Efren González is a man on the move. For the past year, the artist has frequently been absent from his Ajijic studio-gallery, traveling to show his work and attend workshops both as an experienced teacher and a student keen to hone his skills.
This week, González departed for a month-long journey to Portugal planned around a stopover in Porto, where he will spend five days teaching a watercolor workshop.
His frenzied globetrotting started in September last year, with a trip to Tofino, British Columbia where he was invited to teach a series of painting classes. His winter itinerary included exhibits in Puerto Vallarta and La Manzanilla.
Last April, González toured Texas to show his paintings at galleries in Houston and Austin. In June he took an exploratory trip to Chicago where he was introduced to Javier Laguna Calderón, director of the Universidad Nacional Autónoma de Méxcio’s extension in that city. The encounter led to arrangements to showcase the artist’s work in a December exhibit at the UNAM Cultural Center.
On the way home from Illinois, González touched down in Dallas for yet another gallery show.
He hit the road again in August, heading to Petaluma, California to study the Cape School method of painting light under renowned plein-air colorist Camille Przewodek.

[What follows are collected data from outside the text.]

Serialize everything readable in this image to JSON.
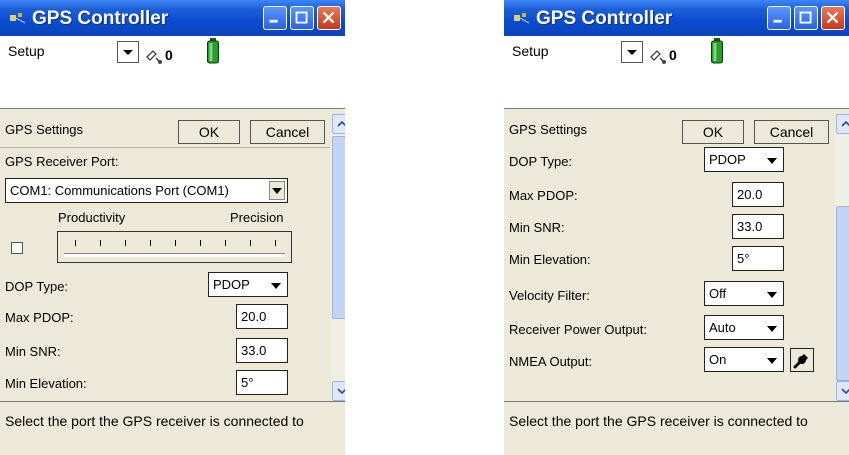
{
  "app": {
    "title": "GPS Controller"
  },
  "menu": {
    "setup_label": "Setup",
    "satellite_count": "0"
  },
  "panel": {
    "header": "GPS Settings",
    "ok_label": "OK",
    "cancel_label": "Cancel"
  },
  "left": {
    "receiver_port_label": "GPS Receiver Port:",
    "receiver_port_value": "COM1: Communications Port (COM1)",
    "productivity_label": "Productivity",
    "precision_label": "Precision",
    "dop_type_label": "DOP Type:",
    "dop_type_value": "PDOP",
    "max_pdop_label": "Max PDOP:",
    "max_pdop_value": "20.0",
    "min_snr_label": "Min SNR:",
    "min_snr_value": "33.0",
    "min_elevation_label": "Min Elevation:",
    "min_elevation_value": "5°"
  },
  "right": {
    "dop_type_label": "DOP Type:",
    "dop_type_value": "PDOP",
    "max_pdop_label": "Max PDOP:",
    "max_pdop_value": "20.0",
    "min_snr_label": "Min SNR:",
    "min_snr_value": "33.0",
    "min_elevation_label": "Min Elevation:",
    "min_elevation_value": "5°",
    "velocity_filter_label": "Velocity Filter:",
    "velocity_filter_value": "Off",
    "receiver_power_label": "Receiver Power Output:",
    "receiver_power_value": "Auto",
    "nmea_output_label": "NMEA Output:",
    "nmea_output_value": "On"
  },
  "status": {
    "text": "Select the port the GPS receiver is connected to"
  },
  "icons": {
    "app": "gps-app-icon",
    "satellite": "satellite-icon",
    "battery": "battery-icon",
    "wrench": "wrench-icon"
  },
  "colors": {
    "titlebar": "#0a4cd1",
    "close": "#c53a1a",
    "battery": "#2a9a2a"
  }
}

He says the techniques he learned prompted revelations and a new approach to applying light in his work.
Once he returns from Europe, González will hunker down in Ajijic to start work on the second section of his skull wall, the ceramic memorial mural he installed last year on the exterior of the Marcos Castellanos primary school, across from the church. The extension will wrap around the corner onto Calle Parroquia, covering up the fading mural he painted above the school’s entrance 16 years ago. The skull plaques will be illuminated with candles for the Day of the Dead celebration on November 2. González will then take off again for a series of exhibits and teaching commitments in Jalisco and the United States.